Mas o pior caso é no chamado exercício regular do direito. Percebam que, para o exercício regular do direito ser regular, ele é regulamentado pela lei, portanto o excesso tira a regularidade e caracteriza abuso, e esse abuso é que tem que ser punido, porque ele é objeto próprio de punição para agentes públicos. Então, o exercício regular do direito, que pressupõe uma regularidade no seu exercício, regulamentado por lei, não pode se escusar no excesso, que é propriamente o que caracteriza o início da atipicidade, porque daí eu não poderia incriminar o abuso de autoridade, porque ele sempre poderia configurar excesso de um crime anterior. Ele é precisamente voltado às ações, para o magistratu, e na parte que é pior, nos casos do direito de castigo dos pais sobre os filhos. Os Srs. Congressistas realmente vão legitimar o excesso no direito de castigo? Se é que esse direito de castigo, como está previsto no Estatuto da Criança e do Adolescente, no art. 18-A, por causa da Lei da Palmada, foi bem apurado, burilado, foi definido com precisão. É isso que o Congresso vai dizer, que é escusável o excesso na punição dos pais contra os filhos? Mas de que excessos nós estamos falando, se o exercício regular do direito de castigo já está previsto na legislação penal, voltada para crianças e adolescentes? Olhem, isso é mexer num vespeiro! Não é recomendável, não vale a pena. O ganho é muito pequeno para uma alteração muito profunda, que vai trazer marcas em todo o sistema jurídico brasileiro.
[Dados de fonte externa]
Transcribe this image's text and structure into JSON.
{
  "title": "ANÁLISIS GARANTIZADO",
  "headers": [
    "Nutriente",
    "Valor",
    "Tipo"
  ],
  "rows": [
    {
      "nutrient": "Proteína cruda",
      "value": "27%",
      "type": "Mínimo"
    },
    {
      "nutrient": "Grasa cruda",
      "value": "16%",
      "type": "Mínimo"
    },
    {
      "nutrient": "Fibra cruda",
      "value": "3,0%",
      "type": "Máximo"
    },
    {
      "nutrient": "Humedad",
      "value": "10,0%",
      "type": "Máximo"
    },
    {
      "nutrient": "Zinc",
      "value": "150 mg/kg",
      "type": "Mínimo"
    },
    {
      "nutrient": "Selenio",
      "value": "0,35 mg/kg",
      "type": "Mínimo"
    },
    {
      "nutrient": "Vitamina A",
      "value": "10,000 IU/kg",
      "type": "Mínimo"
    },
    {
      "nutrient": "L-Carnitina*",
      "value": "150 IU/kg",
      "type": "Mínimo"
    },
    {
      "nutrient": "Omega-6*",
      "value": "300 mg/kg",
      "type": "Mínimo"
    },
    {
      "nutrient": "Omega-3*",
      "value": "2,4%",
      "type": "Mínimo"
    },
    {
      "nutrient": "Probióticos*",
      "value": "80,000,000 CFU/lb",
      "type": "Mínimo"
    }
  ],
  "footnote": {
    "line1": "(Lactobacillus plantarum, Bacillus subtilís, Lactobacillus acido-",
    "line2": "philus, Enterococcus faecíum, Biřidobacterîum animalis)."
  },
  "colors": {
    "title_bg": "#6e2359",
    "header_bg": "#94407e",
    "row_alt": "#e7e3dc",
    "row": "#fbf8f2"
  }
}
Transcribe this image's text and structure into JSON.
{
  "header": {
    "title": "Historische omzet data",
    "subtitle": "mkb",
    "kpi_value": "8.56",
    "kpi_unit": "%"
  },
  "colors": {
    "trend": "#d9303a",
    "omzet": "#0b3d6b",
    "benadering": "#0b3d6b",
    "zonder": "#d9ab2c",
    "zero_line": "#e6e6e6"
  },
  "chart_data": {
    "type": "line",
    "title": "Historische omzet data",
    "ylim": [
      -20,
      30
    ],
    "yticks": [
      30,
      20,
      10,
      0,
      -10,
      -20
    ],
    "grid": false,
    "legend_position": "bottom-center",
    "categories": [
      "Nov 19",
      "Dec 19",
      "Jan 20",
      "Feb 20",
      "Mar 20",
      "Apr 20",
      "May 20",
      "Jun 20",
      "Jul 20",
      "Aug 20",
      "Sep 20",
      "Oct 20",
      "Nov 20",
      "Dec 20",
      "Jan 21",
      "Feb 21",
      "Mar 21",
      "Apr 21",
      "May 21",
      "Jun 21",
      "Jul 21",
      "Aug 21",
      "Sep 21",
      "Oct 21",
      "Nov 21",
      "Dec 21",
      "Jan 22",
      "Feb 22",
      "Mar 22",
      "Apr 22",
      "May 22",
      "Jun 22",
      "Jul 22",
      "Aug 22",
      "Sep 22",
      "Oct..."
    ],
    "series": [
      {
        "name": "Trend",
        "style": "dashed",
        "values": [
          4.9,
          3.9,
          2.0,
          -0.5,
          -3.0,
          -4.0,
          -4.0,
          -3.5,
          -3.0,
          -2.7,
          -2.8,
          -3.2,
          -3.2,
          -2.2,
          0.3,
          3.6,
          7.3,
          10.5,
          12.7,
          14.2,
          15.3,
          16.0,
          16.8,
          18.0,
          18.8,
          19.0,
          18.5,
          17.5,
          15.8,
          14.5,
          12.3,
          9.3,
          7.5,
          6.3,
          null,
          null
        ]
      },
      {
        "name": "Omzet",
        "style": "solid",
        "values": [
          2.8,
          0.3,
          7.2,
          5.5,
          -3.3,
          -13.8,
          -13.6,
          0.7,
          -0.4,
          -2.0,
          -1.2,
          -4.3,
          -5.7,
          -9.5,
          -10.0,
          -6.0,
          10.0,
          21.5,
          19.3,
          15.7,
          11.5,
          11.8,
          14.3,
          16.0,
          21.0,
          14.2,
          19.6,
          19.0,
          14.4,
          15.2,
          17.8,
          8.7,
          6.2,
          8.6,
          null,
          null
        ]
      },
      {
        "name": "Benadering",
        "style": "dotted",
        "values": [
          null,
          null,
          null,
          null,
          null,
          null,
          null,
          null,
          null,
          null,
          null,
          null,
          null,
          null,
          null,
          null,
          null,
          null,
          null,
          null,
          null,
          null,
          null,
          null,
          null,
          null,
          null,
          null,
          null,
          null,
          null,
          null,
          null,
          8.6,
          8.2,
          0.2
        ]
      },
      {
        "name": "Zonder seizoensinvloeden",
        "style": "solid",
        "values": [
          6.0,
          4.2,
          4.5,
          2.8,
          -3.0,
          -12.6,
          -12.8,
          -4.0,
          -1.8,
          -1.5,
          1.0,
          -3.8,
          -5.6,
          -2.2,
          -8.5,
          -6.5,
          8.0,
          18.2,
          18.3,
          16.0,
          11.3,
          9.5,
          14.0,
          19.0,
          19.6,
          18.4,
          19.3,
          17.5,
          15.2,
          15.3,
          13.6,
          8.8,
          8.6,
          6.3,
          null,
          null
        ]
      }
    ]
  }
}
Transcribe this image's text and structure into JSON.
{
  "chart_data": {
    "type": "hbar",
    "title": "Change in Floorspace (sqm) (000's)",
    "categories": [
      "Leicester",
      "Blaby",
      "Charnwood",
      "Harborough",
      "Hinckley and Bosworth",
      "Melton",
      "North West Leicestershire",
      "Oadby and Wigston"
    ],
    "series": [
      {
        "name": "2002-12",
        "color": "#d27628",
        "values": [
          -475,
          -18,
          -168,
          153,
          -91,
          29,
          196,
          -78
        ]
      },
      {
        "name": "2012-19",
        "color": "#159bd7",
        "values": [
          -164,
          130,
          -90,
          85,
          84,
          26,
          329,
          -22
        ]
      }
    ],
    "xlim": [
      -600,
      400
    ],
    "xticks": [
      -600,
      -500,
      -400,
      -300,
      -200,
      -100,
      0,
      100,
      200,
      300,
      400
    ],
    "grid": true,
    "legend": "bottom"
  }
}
Para encerrar este ponto do art. 23, eu diria que seria de se pensar, já que existe no Código Penal Militar, por exemplo, o estado de necessidade exculpante. Tudo bem, porque ele é reconhecido. Foi um erro o Brasil manter o estado de necessidade apenas como justificante. Existem estados de necessidade em que o sujeito é obrigado a violar um bem jurídico superior para proteger um bem jurídico inferior. Nesses casos, não se admite justificação, mas, em certas hipóteses dramáticas, que foram trabalhadas desde o início do século XX na Alemanha, existem vários casos em que é razoável haver hipóteses de estado de necessidade exculpante, o que o próprio Código Penal Militar reconhece lá no art. 39. Acho que aqui, então, valeria isso. Mas não é o que o projeto propõe.
12:46
RF
A minha proposta, portanto, seria a de redação diferente. Em vez de se mexer na legítima defesa, vai-se somente ao estado de necessidade e coloca-se a hipótese de necessidade exculpante. Assim, resolvem-se todos os problemas e não se criam novos, como eu demonstrei aqui.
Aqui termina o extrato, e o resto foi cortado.